The hospital, which performs many specialist operations other hospitals are unable to, has a waiting list of 47,800 patients, 40% higher than pre-pandemic levels.
Of those, 3,900 have been waiting more than a year. Such long waits had been banned, but due to the pandemic, the NHS has stopped fining trusts that exceed this.
Some are waiting longer still. The number of patients waiting over 98 weeks has risen to 172, up from 112 the previous month.
Addenbrooke’s hopes to cut its waiting lists by conducting 500 operations a week, even more than before the pandemic, despite having a full emergency department and fewer beds due to infection control measures.
Staff have been working longer days and weekends in order to tackle the backlog, but their task is made even harder by the fact that as some people are waiting longer, they become more sick, so are spending more time in hospital.
Releasing patients can also be difficult because of a lack of social care staff or mental health beds.
Help is around the corner, however: a new 56-bed unit is due to open early next year, part of an ongoing programme to provide five extra wards and 116 beds.
‘They have put me first as a patient’
Vicky Watts, 50, from Southminster, Essex has stage four breast cancer.
During the pandemic, she received cancer treatment and an operation to replace a hip, but had been told she would have to wait at least two years to have the other replaced.
However, Addenbrooke’s managed to bring the operation forward by a year, carrying out surgery on Friday.
“The pain can really get you down but the hospital has been absolutely amazing. They have put me first as a patient,” she says.
“Being able to spend time with your family after not being able to in the pandemic is massive – huge.
“What bothers me is having a life and enjoying what time I’ve got left and making the most of it, not in pain.”
‘Any wait is painful to watch’
James Wheeler, divisional director of surgery and theatres, says staff are tired but that the hospital has made “significant progress” in surgery.
“We managed to maintain a lot of cancer services during the course of the last 18 months,” he says.
“However, there are undoubtedly a lot of patients with non-cancer diagnoses, or less urgent diagnoses, all of which are incredibly important, that are going to take us some time to be able to treat and operate upon.”
Despite this, Mr Wheeler acknowledges some people are waiting longer for their treatment.
“Any wait is painful to watch.

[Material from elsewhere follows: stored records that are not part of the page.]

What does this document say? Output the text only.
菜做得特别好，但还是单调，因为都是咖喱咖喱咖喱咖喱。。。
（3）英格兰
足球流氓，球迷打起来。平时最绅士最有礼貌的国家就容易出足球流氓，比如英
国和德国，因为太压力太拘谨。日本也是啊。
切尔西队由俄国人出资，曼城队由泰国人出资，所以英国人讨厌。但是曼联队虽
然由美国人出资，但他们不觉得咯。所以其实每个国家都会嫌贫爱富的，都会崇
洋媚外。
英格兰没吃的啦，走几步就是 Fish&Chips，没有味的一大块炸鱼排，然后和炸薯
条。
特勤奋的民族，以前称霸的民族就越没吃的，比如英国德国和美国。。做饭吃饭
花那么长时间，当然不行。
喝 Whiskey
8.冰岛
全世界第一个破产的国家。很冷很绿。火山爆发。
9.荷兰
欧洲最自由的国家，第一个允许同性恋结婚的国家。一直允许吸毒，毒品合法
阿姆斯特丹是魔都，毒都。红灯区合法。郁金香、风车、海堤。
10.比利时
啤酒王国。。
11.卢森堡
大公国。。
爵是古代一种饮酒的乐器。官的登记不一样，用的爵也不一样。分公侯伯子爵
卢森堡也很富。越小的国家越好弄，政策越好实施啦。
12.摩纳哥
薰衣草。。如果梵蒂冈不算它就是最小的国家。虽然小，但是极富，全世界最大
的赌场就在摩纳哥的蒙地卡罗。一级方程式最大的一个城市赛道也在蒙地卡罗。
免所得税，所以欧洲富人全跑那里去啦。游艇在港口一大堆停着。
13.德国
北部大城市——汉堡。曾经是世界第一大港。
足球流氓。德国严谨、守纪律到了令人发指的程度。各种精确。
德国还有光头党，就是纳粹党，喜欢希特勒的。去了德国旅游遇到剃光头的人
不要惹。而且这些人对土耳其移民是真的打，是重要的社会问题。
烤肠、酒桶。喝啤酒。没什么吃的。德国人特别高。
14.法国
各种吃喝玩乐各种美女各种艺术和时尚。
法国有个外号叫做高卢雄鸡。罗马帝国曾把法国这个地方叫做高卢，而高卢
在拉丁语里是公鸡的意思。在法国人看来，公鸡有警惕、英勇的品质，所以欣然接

All I can really reassure is that we are doing everything in our powers to get through the backlog patients,” he says.
The hospital is fortunate in being able to ring-fence beds in order to keep “elective surgical patients safe”, he says.
However, he acknowledges that balancing planned surgery and emergency cases will be challenging for the hospital as its moves into its busiest time.
‘If we play together, we can get through this’
At times, Addenbrooke’s accident and emergency department has been so busy some patients have had to wait outside.
Roland Sinker, chief executive of Cambridge University Hospitals NHS Foundation Trust, which runs the hospital, says he is “desperately sorry” that people are having to wait at all.
“The challenges we are facing are more people needing care, and also the fact that we’ve had to lose more than 70 of our 1,200 beds [due to infection control].”
Mr Sinker says he is “very concerned” about the coming few months.
“If we can get the hospital teams, the population and partners outside the hospital playing together in a way that we did during Covid, I think we can get through this six-, nine-month period,” he says.
The hospital is asking people to “use the right service, at the right time” so it can continue providing care for those who most need it.
‘The boosters will save lives’
Addenbrooke’s is also undertaking a programme to vaccinate staff against flu and Covid to keep them both safe and in work.
Dr Joseph Newman, a respiratory registrar with Cambridge University Hospitals, says it is “incredibly important” for its workforce of more than 11,000 to be vaccinated.
“Staff shortages this time last year were a real issue, adding to the pressure even more, so I think trying to keep everyone fit and healthy is really important,” he says.
“The boosters will save lives and continue to take pressure off the NHS. It’s a really important time.”